Crew member Mehandi Hassan told the court that there were about five men on the other boat who spoke in a language he did not recognise.
Their next voyage, the following month, was expected to follow the same route. As before, it began in the small port of Konarak, before sailing to Chabahar, where the crew had to load heavy boxes on board.
The packages, which the US Navy later discovered, contained Iranian-made ballistic missile parts, anti-ship cruise missile components and a warhead.
He worked with the brothers to prepare the boat for these smuggling trips, received specific coordinates from them for ship-to-ship transfers, and received several payments from them for his role in the smuggling operation.
US federal prosecutors said the components found on Pahlawan’s boat were “some of the most sophisticated weapons systems that Iran is spreading to other terrorist groups”.
On June 5 this year, Pahlawan was found guilty of conspiring to provide material support and resources to terrorists; providing material support to the Iranian Islamic Revolutionary Guard Corps’ weapons of mass destruction program; conspire to and transport explosive devices to the Houthis, knowing that these explosives would be used to cause harm; and threatened his crew.

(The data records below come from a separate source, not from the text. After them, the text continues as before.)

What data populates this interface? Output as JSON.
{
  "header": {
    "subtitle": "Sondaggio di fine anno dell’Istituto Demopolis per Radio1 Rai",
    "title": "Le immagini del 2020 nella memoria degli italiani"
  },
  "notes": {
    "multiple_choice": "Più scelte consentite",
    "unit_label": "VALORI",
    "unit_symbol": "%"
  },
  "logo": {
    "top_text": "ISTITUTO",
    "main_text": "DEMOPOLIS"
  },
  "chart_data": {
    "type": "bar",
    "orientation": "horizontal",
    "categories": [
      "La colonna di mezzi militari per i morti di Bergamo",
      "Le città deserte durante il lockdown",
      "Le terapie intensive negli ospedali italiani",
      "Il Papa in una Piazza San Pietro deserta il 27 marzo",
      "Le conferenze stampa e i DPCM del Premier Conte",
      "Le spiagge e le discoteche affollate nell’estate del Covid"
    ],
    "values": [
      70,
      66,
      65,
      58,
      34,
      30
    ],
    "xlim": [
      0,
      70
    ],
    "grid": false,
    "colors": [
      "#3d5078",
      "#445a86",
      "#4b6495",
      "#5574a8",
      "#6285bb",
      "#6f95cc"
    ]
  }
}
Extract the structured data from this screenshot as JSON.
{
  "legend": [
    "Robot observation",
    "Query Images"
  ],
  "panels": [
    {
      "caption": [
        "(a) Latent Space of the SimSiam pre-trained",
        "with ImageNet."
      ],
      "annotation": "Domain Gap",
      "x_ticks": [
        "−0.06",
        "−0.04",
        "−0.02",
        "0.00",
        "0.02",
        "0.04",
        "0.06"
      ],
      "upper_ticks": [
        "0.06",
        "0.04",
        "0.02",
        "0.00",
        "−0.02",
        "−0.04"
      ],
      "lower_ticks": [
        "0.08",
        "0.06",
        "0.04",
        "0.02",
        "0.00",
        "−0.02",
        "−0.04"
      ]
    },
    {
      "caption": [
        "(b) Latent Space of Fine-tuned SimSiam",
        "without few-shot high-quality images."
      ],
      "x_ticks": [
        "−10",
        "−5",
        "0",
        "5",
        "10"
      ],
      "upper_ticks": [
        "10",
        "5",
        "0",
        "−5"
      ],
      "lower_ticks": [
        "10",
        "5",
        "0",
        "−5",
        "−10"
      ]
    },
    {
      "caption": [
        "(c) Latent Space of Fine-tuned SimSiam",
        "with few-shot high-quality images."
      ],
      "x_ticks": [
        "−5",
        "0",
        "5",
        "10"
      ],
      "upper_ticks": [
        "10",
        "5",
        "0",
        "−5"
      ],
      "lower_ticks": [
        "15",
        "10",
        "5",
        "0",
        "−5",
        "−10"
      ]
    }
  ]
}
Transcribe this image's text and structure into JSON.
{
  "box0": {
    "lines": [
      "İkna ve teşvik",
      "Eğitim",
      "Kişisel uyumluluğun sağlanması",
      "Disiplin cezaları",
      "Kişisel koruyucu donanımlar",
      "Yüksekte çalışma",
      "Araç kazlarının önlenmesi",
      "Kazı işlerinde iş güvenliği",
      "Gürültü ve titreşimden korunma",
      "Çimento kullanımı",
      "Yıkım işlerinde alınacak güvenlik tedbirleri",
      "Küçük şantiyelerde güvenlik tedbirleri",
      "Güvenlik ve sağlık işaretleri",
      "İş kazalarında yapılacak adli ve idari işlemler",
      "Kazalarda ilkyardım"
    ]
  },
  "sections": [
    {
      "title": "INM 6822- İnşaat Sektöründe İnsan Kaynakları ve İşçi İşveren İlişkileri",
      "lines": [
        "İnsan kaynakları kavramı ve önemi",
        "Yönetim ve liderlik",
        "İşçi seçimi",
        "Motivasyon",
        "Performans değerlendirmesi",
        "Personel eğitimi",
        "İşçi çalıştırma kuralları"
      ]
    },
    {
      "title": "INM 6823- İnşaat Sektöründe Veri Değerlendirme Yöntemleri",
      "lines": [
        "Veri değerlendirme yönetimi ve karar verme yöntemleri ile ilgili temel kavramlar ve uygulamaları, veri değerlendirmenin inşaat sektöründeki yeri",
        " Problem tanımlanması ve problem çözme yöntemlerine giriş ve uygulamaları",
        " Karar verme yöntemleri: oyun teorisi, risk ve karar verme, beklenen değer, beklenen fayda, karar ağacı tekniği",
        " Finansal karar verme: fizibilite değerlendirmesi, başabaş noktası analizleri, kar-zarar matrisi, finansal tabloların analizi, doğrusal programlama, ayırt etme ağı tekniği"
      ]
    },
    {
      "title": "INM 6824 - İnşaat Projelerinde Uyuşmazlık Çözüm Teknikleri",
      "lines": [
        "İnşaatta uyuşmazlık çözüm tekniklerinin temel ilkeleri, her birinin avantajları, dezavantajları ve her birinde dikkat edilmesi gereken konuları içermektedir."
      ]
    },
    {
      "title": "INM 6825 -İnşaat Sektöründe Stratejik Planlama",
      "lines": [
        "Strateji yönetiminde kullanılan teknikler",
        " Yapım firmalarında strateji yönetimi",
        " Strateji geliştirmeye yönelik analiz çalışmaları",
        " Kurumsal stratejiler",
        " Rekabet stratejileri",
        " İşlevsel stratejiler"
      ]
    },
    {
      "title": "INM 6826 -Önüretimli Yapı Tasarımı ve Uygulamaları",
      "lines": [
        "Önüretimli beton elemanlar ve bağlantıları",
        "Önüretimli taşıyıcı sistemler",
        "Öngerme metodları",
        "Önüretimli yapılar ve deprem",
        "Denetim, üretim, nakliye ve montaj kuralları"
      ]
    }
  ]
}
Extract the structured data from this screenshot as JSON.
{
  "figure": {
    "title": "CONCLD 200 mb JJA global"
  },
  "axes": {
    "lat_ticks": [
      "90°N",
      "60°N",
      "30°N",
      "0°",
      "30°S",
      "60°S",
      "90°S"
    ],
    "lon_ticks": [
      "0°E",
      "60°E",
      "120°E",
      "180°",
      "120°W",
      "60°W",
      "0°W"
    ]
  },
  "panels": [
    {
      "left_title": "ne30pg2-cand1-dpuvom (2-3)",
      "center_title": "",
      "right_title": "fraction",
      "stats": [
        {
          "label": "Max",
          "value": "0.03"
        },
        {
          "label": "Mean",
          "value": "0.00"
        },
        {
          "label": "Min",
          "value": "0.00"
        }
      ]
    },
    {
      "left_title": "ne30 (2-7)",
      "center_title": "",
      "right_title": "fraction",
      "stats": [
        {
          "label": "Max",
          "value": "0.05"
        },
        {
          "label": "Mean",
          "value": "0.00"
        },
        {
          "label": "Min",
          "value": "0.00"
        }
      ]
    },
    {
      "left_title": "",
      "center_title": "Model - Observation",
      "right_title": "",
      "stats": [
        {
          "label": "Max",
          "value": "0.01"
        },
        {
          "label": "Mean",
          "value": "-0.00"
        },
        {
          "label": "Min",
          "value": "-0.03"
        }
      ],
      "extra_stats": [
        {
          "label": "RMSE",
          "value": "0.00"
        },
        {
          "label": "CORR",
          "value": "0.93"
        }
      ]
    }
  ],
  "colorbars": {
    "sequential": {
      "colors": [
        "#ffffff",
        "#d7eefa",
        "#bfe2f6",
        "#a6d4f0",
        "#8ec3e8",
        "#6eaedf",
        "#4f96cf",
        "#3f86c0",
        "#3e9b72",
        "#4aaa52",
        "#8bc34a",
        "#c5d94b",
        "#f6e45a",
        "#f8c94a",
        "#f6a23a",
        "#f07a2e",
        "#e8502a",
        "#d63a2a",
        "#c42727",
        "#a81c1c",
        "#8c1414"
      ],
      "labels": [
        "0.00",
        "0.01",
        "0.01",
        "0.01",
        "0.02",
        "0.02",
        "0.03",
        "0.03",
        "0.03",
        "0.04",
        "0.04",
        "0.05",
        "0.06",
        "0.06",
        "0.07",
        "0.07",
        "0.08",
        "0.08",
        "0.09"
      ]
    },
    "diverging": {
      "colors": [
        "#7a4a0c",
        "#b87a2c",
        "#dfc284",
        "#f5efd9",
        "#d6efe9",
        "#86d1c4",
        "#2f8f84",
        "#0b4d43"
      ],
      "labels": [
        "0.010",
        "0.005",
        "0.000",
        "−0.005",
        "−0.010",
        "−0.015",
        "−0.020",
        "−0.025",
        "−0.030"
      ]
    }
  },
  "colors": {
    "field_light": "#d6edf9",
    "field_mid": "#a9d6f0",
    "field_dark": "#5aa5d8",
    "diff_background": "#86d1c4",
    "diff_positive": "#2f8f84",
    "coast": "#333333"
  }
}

“Pahlawan was not only an experienced smuggler,” prosecutors said, “he knew what he was smuggling and its intended use.”
In a final plea to the court for immunity, Pahlawan’s lawyer wrote that the life of Pahlawan’s wife had long been estranged from her family because of her marriage to him, and that her and her child’s life had become “extremely difficult and harsh” since his arrest.
“Since the jury’s verdict, Mr. Pahlawan’s singular focus in their telephone conversations has been the welfare of his family,” his lawyer said. “He doesn’t talk about himself or his fate. He cries out of concern for what will become of his wife and child.”
The court ruled that his high sentence was “appropriate given the nature and circumstances of the offense and the defendant’s history and characteristics”.
He was sentenced in the District Court for the Eastern District of Virginia.